Sang pemuja beserta manusia-manusia pembentuk lakunya, yang selalu berteriak, berpikir, bahkan saling mengkritik dan bersaing hegemonitas semu, atas tak adanya kesamaan ruang waktu. Sementara sang aktor yang bermain, bersorak, bergerak, dan berjuang dalam tetesan keringat.
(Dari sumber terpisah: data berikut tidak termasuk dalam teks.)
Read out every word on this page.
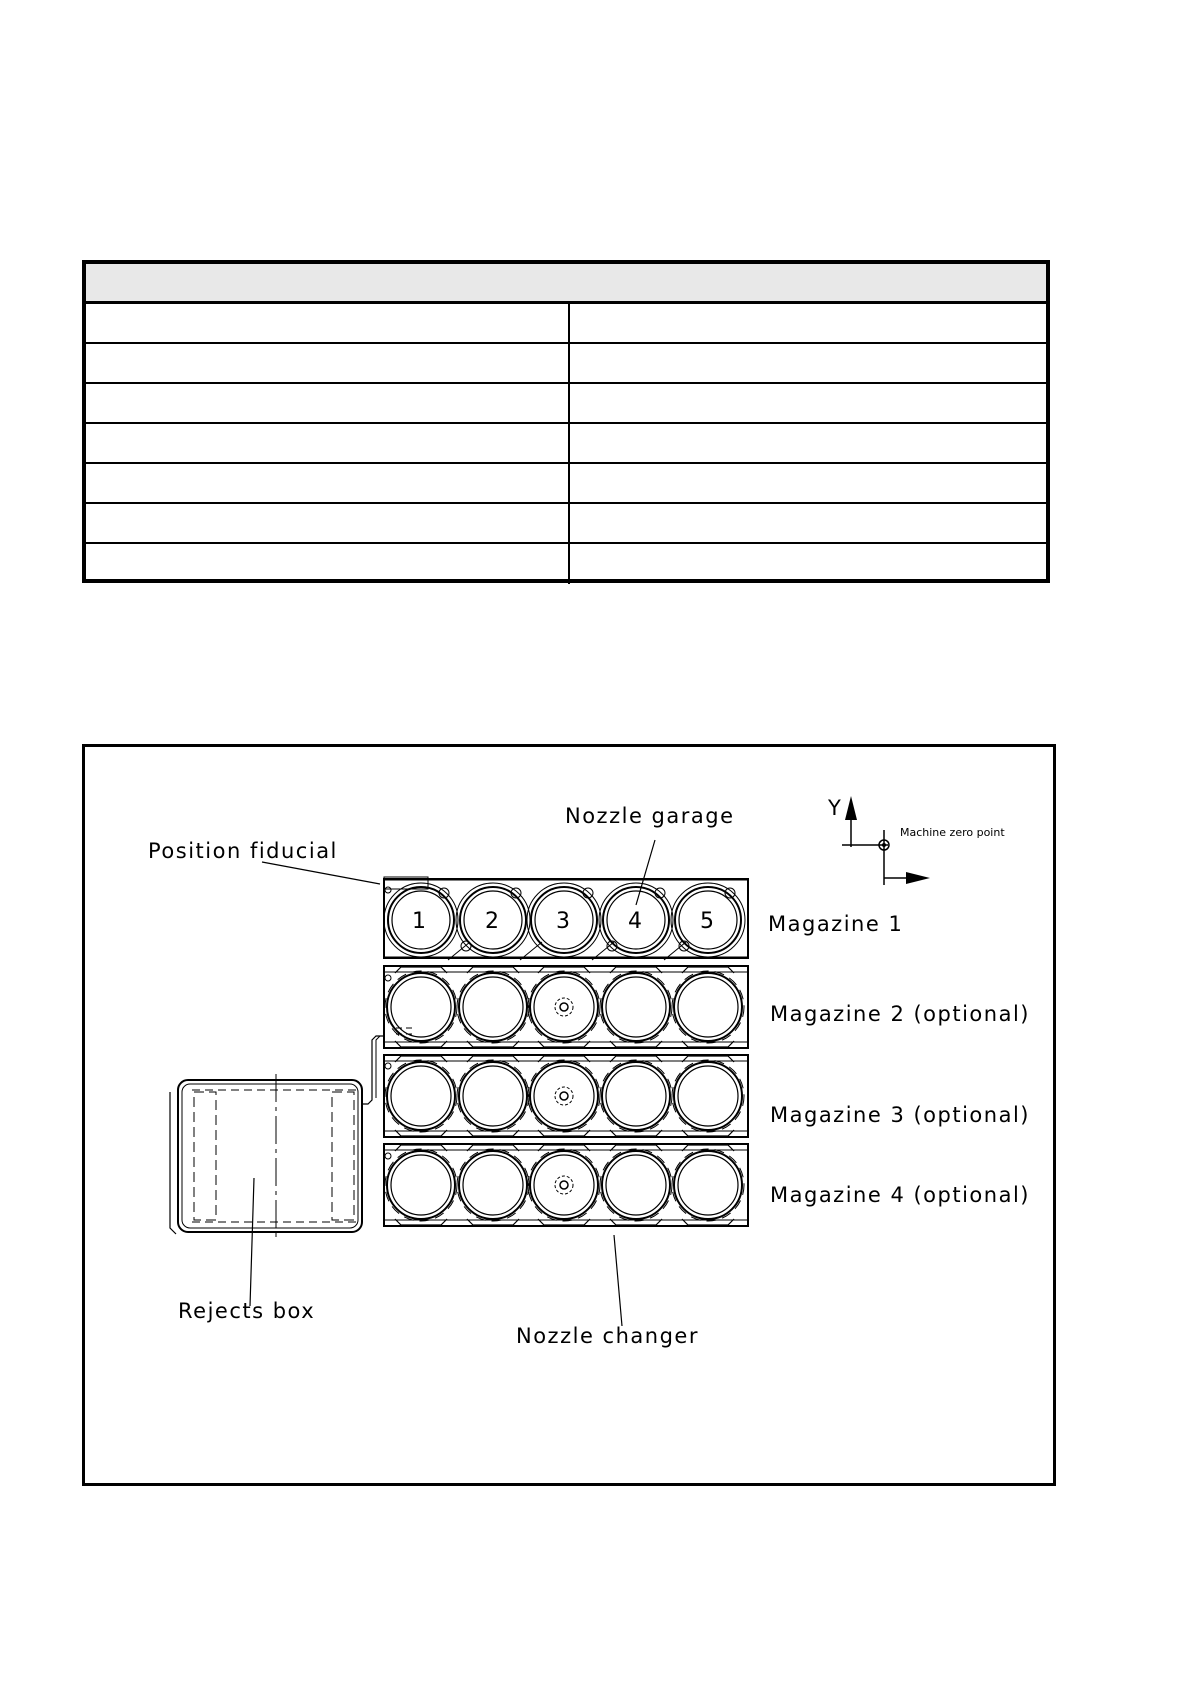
Y
Machine zero point
1	2	3	4	5
Nozzle garage
Position fiducial
Magazine 1
Magazine 2 (optional)
Magazine 3 (optional)
Magazine 4 (optional)
Rejects box
Nozzle changer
Satu tetesan bersama jutaan usaha, emosi, dan harapan yang tak sekedar dihasilkan oleh sang pemain, namun miliyaran pasang mata dan hati, yang merasakan kesamaan dari resonansi keunikan sepak bola.
Sementara Piala Dunia 2010 di Afrika Selatan baru bergulir 11 Juni kemarin, kejuaraan serupa sudah berakhir di Jalur Gaza sejak bulan lalu. “Piala Dunia” buatan ini hanya diikuti 16 tim, setengah dari yang berlaga di negeri Benua Hitam itu. Para peserta Piala Dunia di Gaza ini adalah Palestina, Inggris, Turki, Amerika Serikat, Italia, Rusia, Afrika Selatan, Irlandia, Mesir, Aljazair, Spanyol, Serbia, Jerman, Belanda, Prancis, dan Yordania.
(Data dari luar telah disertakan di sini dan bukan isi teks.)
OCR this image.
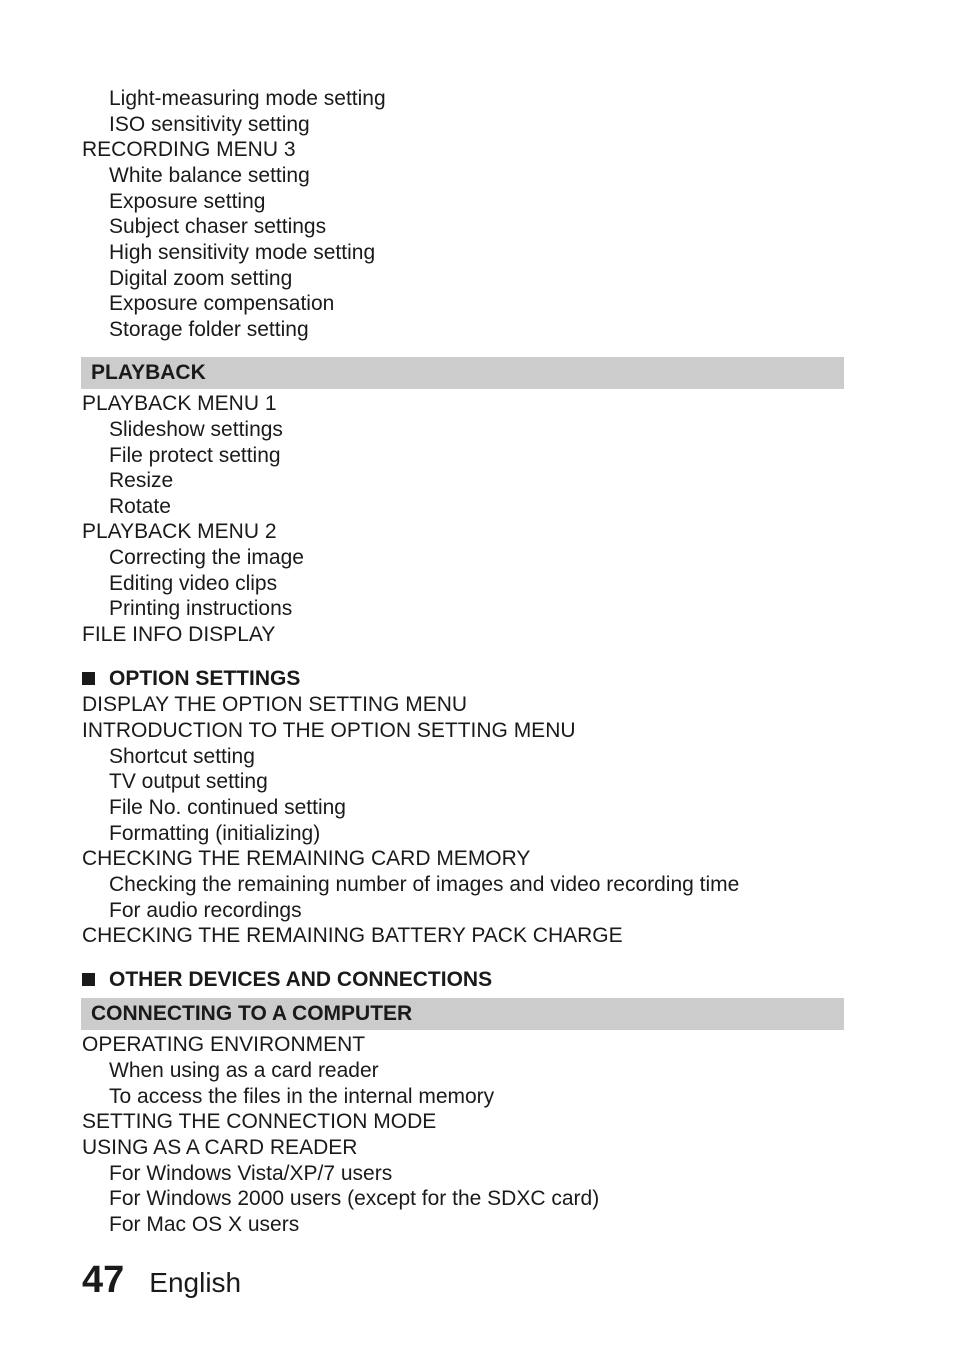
Light-measuring mode setting
ISO sensitivity setting
RECORDING MENU 3
White balance setting
Exposure setting
Subject chaser settings
High sensitivity mode setting
Digital zoom setting
Exposure compensation
Storage folder setting
PLAYBACK
PLAYBACK MENU 1
Slideshow settings
File protect setting
Resize
Rotate
PLAYBACK MENU 2
Correcting the image
Editing video clips
Printing instructions
FILE INFO DISPLAY
OPTION SETTINGS
DISPLAY THE OPTION SETTING MENU
INTRODUCTION TO THE OPTION SETTING MENU
Shortcut setting
TV output setting
File No. continued setting
Formatting (initializing)
CHECKING THE REMAINING CARD MEMORY
Checking the remaining number of images and video recording time
For audio recordings
CHECKING THE REMAINING BATTERY PACK CHARGE
OTHER DEVICES AND CONNECTIONS
CONNECTING TO A COMPUTER
OPERATING ENVIRONMENT
When using as a card reader
To access the files in the internal memory
SETTING THE CONNECTION MODE
USING AS A CARD READER
For Windows Vista/XP/7 users
For Windows 2000 users (except for the SDXC card)
For Mac OS X users
47 English
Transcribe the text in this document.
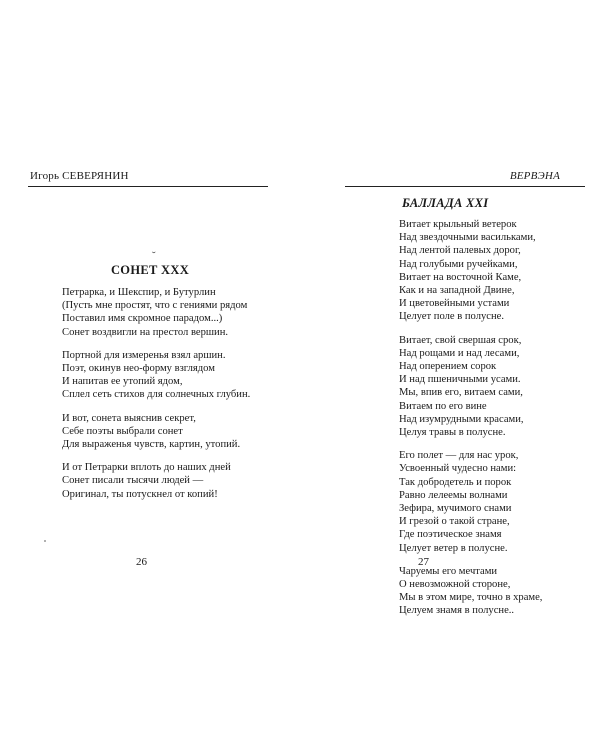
Игорь СЕВЕРЯНИН
˘
СОНЕТ XXX
Петрарка, и Шекспир, и Бутурлин
(Пусть мне простят, что с гениями рядом
Поставил имя скромное парадом...)
Сонет воздвигли на престол вершин.
Портной для измеренья взял аршин.
Поэт, окинув нео-форму взглядом
И напитав ее утопий ядом,
Сплел сеть стихов для солнечных глубин.
И вот, сонета выяснив секрет,
Себе поэты выбрали сонет
Для выраженья чувств, картин, утопий.
И от Петрарки вплоть до наших дней
Сонет писали тысячи людей —
Оригинал, ты потускнел от копий!
26
ВЕРВЭНА
БАЛЛАДА XXI
Витает крыльный ветерок
Над звездочными васильками,
Над лентой палевых дорог,
Над голубыми ручейками,
Витает на восточной Каме,
Как и на западной Двине,
И цветовейными устами
Целует поле в полусне.
Витает, свой свершая срок,
Над рощами и над лесами,
Над оперением сорок
И над пшеничными усами.
Мы, впив его, витаем сами,
Витаем по его вине
Над изумрудными красами,
Целуя травы в полусне.
Его полет — для нас урок,
Усвоенный чудесно нами:
Так добродетель и порок
Равно лелеемы волнами
Зефира, мучимого снами
И грезой о такой стране,
Где поэтическое знамя
Целует ветер в полусне.
Чаруемы его мечтами
О невозможной стороне,
Мы в этом мире, точно в храме,
Целуем знамя в полусне..
27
Para pemain dari 16 kesebelasan itu berasal dari Liga Sepak Bola Gaza dan para pekerja asing di sana bersatu untuk menunjukkan semangat kerja sama internasional di Gaza. Ada yang tampak aneh dan memang sangat jarang terjadi di Gaza, bendera Amerika berkibar saat parade. Meski didera blokade Israel selama tiga tahun terakhir, sepak bola tetap hidup di Palestina, termasuk Gaza. Hobi sepak bola juga menjalar ke para pemimpin Hamas, termasuk mantan perdana menteri Ismail Haniyah dan Wakil Ketua Biro Politik di Damaskus, Suriah, Musa Abu Marzuq. Bahkan Haniyah pernah menjadi pemain sepak bola.
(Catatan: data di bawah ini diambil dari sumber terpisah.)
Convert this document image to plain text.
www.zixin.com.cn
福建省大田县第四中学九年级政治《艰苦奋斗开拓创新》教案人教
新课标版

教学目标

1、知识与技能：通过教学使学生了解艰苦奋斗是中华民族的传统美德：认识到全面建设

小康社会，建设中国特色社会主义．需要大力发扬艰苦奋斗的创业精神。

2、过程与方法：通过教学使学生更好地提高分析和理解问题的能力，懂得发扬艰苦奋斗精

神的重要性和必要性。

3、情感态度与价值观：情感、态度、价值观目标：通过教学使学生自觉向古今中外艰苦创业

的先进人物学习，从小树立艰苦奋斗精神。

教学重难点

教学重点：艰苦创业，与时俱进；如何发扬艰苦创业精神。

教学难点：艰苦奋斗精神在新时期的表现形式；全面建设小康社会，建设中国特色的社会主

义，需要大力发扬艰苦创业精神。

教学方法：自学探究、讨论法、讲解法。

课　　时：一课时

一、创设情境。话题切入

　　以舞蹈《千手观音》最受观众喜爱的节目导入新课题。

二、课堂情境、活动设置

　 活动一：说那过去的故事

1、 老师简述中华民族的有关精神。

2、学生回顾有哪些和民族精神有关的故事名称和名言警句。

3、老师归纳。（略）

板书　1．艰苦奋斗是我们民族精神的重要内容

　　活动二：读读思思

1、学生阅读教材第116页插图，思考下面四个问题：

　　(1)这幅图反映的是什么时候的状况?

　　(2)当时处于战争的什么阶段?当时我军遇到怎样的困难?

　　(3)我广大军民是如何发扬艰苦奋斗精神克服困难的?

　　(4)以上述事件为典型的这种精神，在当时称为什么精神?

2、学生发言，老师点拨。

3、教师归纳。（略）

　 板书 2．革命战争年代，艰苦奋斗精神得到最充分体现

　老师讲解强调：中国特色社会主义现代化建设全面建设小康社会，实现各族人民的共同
Saat digelar partai Amerika melawan Serbia, teriakan Amerika terdengar dari tribun stadion. Padahal negara itu bersama Israel selalu menjadi sasaran cacian warga Gaza. Dalam tiap unjuk rasa, bendera kedua negara itu selalu dibakar. Namun kali ini lain. Hisyam Rida, 26 tahun, yang rajin berdemo anti-Amerika dan Israel, malah mendukung Negeri Abang Sam. Tanpa sungkan ia mengibarkan bendera kecil Amerika di tangannya. “Saya tidak punya masalah dengan bendera ini karena sepak bola dimainkan antar-orang, bukan antar-pemerintah,” katanya.
Di partai puncak, Prancis bertemu dengan Yordania, disaksikan 20 ribu pasang mata. Tim dari Negeri Mode pada akhirnya menang dan berhak atas trofi yang diserahkan Ismail Haniyah. Piala itu terbuat dari besi rongsokan sisa gempuran Israel awal tahun lalu, yang menewaskan lebih dari 1.400 orang, setengahnya anak-anak dan wanita. Meski pestanya imitasi, setidaknya warga Gaza telah merasakan atmosfer Piala Dunia.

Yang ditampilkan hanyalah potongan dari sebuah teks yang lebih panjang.